肌フローラの中には、大きく分けると3種類の菌がいます。

■美肌菌(善玉菌)
「表皮ブドウ球菌」に代表される、美肌に欠かせない菌です。 皮脂や汗をエサとしてグリセリンや脂肪酸を生み出します。グリセリンは肌に潤いを与えて乾燥を防ぎ、外的刺激をブロック。脂肪酸は皮脂や汗と混ざり合って皮脂膜となり、肌の表面を弱酸性に保つことで雑菌や悪玉菌の繁殖を抑えてくれます

■日和見菌
「アクネ菌」に代表される、状況によって善玉菌(美肌菌)にも悪玉菌にもなる菌です。 通常は悪さをすることはありませんが、「肌フローラ」の中に悪玉菌が増えると、ニキビなどの肌トラブルを引き起こします。

■悪玉菌
「黄色ブドウ球菌」に代表される、肌に悪影響を与える菌です。善玉菌が少ないと増えやすく、肌荒れやアトピー性皮膚炎といった肌トラブルの原因となります。

美肌菌を育てる「菌活スキンケア」

美肌菌(善玉菌)が多く、悪玉菌が少ないのが、理想的な「肌フローラ」のバランスです。「肌フローラ」のバランスが乱れると、乾燥や肌荒れといった肌トラブルが目立ちはじめます。

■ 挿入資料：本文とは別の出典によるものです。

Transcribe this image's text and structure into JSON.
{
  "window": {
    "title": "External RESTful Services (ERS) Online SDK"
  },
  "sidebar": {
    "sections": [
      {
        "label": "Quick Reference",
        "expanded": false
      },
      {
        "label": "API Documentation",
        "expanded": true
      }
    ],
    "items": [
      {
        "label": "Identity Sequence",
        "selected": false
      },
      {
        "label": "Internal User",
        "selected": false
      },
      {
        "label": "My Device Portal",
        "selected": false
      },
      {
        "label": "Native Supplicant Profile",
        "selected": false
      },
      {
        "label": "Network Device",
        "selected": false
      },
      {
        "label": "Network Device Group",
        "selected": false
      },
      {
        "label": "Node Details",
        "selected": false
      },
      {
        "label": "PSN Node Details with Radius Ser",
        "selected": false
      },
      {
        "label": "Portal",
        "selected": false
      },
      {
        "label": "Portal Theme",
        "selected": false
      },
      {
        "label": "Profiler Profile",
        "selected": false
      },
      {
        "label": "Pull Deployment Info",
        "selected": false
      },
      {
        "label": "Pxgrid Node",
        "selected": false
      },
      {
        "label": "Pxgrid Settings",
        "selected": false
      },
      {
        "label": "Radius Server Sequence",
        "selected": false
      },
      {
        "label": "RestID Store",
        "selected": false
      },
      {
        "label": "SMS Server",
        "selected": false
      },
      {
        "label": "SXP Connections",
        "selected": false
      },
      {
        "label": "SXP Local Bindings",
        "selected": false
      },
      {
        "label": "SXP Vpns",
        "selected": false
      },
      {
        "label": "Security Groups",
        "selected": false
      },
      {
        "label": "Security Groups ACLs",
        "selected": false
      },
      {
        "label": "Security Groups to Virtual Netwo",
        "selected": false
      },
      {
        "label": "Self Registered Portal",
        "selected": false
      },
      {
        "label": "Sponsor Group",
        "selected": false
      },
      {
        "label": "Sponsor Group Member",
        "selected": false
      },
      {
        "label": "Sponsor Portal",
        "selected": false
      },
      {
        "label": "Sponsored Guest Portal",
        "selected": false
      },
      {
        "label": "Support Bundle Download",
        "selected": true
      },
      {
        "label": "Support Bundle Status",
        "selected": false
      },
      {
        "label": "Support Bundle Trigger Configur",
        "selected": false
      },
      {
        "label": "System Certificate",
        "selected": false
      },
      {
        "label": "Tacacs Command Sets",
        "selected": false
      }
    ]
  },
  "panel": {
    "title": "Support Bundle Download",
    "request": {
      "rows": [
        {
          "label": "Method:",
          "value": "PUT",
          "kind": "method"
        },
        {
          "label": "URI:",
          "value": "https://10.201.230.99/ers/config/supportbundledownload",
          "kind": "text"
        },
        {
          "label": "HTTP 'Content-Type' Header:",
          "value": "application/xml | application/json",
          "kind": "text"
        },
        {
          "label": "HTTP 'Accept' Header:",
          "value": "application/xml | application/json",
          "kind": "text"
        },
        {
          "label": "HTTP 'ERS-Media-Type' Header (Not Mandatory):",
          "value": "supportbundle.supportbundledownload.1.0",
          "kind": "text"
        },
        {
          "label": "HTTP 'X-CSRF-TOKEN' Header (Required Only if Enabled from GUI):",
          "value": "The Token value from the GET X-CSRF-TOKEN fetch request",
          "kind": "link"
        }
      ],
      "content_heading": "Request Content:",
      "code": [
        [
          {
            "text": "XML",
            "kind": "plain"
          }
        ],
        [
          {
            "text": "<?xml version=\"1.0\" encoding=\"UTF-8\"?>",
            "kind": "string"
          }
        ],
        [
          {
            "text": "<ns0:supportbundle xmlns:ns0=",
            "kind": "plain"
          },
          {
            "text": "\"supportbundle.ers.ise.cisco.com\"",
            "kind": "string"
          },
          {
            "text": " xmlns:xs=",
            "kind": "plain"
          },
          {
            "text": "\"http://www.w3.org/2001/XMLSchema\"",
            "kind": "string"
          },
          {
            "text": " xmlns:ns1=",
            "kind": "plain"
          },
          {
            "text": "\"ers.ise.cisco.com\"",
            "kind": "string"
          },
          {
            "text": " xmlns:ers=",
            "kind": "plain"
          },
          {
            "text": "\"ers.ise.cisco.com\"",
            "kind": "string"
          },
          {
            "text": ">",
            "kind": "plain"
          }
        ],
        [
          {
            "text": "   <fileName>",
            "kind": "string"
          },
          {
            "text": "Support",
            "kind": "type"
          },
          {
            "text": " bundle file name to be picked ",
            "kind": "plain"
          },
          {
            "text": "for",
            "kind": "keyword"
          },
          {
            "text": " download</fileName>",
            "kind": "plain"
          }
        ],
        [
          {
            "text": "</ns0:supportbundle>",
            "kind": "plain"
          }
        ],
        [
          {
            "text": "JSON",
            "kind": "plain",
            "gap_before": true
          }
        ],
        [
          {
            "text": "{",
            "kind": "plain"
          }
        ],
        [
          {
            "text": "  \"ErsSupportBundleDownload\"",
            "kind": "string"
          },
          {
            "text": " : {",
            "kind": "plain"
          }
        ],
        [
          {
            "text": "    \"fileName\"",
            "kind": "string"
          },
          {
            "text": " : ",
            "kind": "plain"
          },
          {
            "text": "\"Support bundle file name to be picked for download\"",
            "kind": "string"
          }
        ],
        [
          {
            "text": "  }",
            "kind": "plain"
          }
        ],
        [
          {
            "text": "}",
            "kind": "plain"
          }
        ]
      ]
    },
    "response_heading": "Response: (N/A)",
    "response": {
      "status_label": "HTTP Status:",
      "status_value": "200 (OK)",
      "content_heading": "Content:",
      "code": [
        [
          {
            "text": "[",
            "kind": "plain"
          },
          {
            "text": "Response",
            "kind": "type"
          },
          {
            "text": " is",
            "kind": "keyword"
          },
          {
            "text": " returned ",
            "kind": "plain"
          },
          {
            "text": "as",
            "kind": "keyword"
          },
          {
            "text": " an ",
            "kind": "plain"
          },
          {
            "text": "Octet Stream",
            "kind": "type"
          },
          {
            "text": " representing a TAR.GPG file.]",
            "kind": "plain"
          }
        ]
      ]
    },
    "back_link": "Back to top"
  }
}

「肌フローラ」をケアするには、どうすればよいのでしょうか。

実は、化粧品によって美肌菌(善玉菌)のエサとなる成分を与えることで、美肌菌(善玉菌)をサポートすることができるんです。このような美容法は「菌活スキンケア」「育菌美容」と呼ばれ、美容業界でも話題になっています。

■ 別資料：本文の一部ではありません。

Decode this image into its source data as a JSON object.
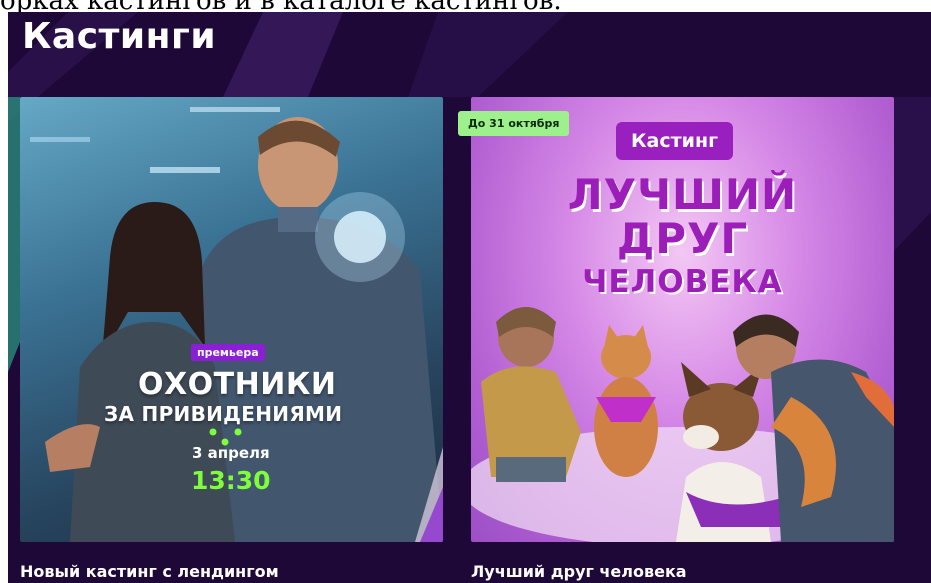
{
  "top_caption": "орках кастингов и в каталоге кастингов.",
  "section": {
    "title": "Кастинги"
  },
  "cards": [
    {
      "title": "Новый кастинг с лендингом",
      "poster": {
        "badge": "премьера",
        "title_line1": "ОХОТНИКИ",
        "title_line2": "ЗА ПРИВИДЕНИЯМИ",
        "date": "3 апреля",
        "time": "13:30"
      }
    },
    {
      "title": "Лучший друг человека",
      "deadline": "До 31 октября",
      "poster": {
        "badge": "Кастинг",
        "title_line1": "ЛУЧШИЙ",
        "title_line2": "ДРУГ",
        "title_line3": "ЧЕЛОВЕКА"
      }
    }
  ]
}
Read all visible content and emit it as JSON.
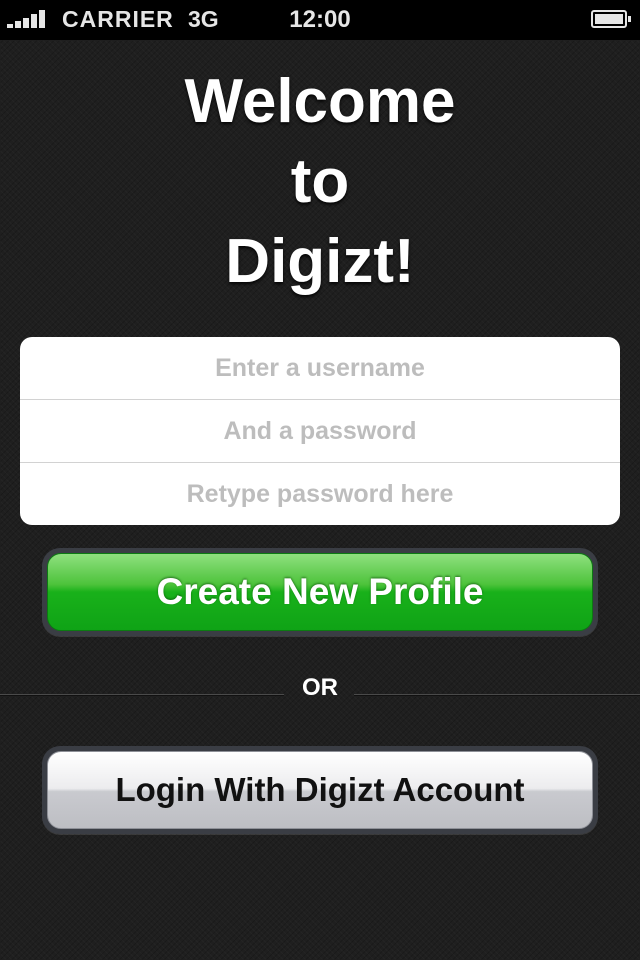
{
  "status_bar": {
    "carrier": "CARRIER",
    "network": "3G",
    "time": "12:00",
    "signal_bars": 5,
    "battery_level": 1.0
  },
  "title": {
    "line1": "Welcome",
    "line2": "to",
    "line3": "Digizt!"
  },
  "form": {
    "username_placeholder": "Enter a username",
    "password_placeholder": "And a password",
    "retype_placeholder": "Retype password here",
    "username_value": "",
    "password_value": "",
    "retype_value": ""
  },
  "buttons": {
    "create_profile_label": "Create New Profile",
    "login_label": "Login With Digizt Account"
  },
  "divider": {
    "label": "OR"
  },
  "colors": {
    "primary_button": "#19b11a",
    "secondary_button": "#d9dadd",
    "background": "#1f1f1f"
  }
}
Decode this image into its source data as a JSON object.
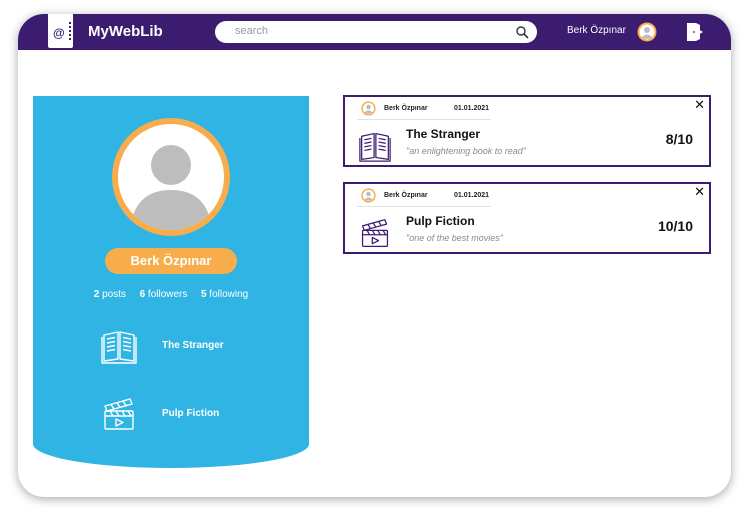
{
  "app": {
    "brand": "MyWebLib"
  },
  "header": {
    "search_placeholder": "search",
    "username": "Berk Özpınar"
  },
  "profile": {
    "name": "Berk Özpınar",
    "stats": {
      "posts_count": "2",
      "posts_label": "posts",
      "followers_count": "6",
      "followers_label": "followers",
      "following_count": "5",
      "following_label": "following"
    },
    "items": [
      {
        "label": "The Stranger",
        "icon": "book-icon"
      },
      {
        "label": "Pulp Fiction",
        "icon": "clapperboard-icon"
      }
    ]
  },
  "feed": [
    {
      "author": "Berk Özpınar",
      "date": "01.01.2021",
      "title": "The Stranger",
      "quote": "\"an enlightening book to read\"",
      "score": "8/10",
      "icon": "book-icon"
    },
    {
      "author": "Berk Özpınar",
      "date": "01.01.2021",
      "title": "Pulp Fiction",
      "quote": "\"one of the best movies\"",
      "score": "10/10",
      "icon": "clapperboard-icon"
    }
  ],
  "colors": {
    "navbar": "#3b1c6e",
    "profile_panel": "#2fb4e4",
    "accent_orange": "#f7ad4b"
  }
}
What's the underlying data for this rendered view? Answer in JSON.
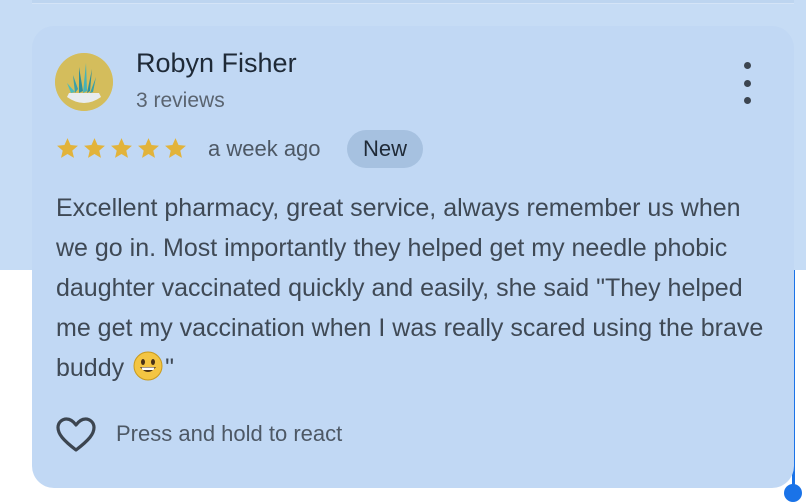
{
  "review": {
    "author_name": "Robyn Fisher",
    "author_reviews": "3 reviews",
    "rating": 5,
    "rating_max": 5,
    "time_ago": "a week ago",
    "badge": "New",
    "text_before_emoji": "Excellent pharmacy, great service, always remember us when we go in. Most importantly they helped get my needle phobic daughter vaccinated quickly and easily, she said \"They helped me get my vaccination when I was really scared using the brave buddy",
    "text_after_emoji": "\"",
    "emoji": "grinning-face-icon",
    "react_label": "Press and hold to react"
  },
  "colors": {
    "page_background_top": "#c6dcf5",
    "card_background": "#c1d8f4",
    "star": "#e2b33a",
    "badge_background": "#a6c1e0",
    "scrollbar": "#1a73e8"
  },
  "icons": {
    "avatar": "succulent-plant-avatar",
    "more": "more-vertical-icon",
    "star": "star-icon",
    "react": "heart-outline-icon"
  }
}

では、美肌菌(善玉菌)のエサとなる成分とは何でしょうか。

代表的なものは、乳酸菌です。「腸内フローラ」の改善にも乳酸菌が入ったヨーグルトが有効なように、「肌フローラ」にも乳酸菌が良い影響を与えてくれます。「肌フローラ」をケアして美肌を目指すなら、乳酸菌が入った化粧品を取り入れて美肌菌(善玉菌)をサポートしましょう。

「肌フローラ」を整える生活習慣

乳酸菌入りの化粧品で行う「菌活スキンケア」「育菌美容」以外にも、「肌フローラ」を整える方法があります。

熱いお風呂、長風呂は避ける

皮脂が失われ、乾燥しやすくなることで、美肌菌(善玉菌)が育ちにくくなります。ぬるま湯で15分以内の入浴がおすすめです。

メイクはやさしく、でもしっかりと落とす

メイク汚れが残ったままだと、雑菌や細菌が繁殖しやすくなります。しっかり落とせる、肌にやさしいメイク落としを選びましょう。

洗顔料はよく泡立てて、やさしく洗う

「バリア機能」が乱れると乾燥しやすくなり、美肌菌(善玉菌)が育ちにくい環境に。「バリア機能」を傷つけない、やさしい洗顔がポイントです。

保湿をしっかりおこなう

乾燥すると「肌フローラ」が乱れやすくなるので、「バリア機能」を整えるような保湿力の高いスキンケアが大切です。

よく寝て、バランスよく食べる

ストレスやホルモンバランスの乱れも、「肌フローラ」の乱れを招きます。睡眠と食事に気を付けて、ストレスの少ない生活を送りましょう。

運動して汗をかく

汗は美肌菌(善玉菌)のエサ。寝る前にストレッチや軽めの筋トレでじんわり汗をかけば、眠っているあいだに美肌菌(善玉菌)が増えていきます。


「バリア機能」と同じく、肌を乾燥やトラブルから守ってくれる「肌フローラ」。
残念なことに、美肌菌(善玉菌)は年齢とともに減っていく傾向があるようです。あなたも今日から「菌活スキンケア」、はじめてみませんか?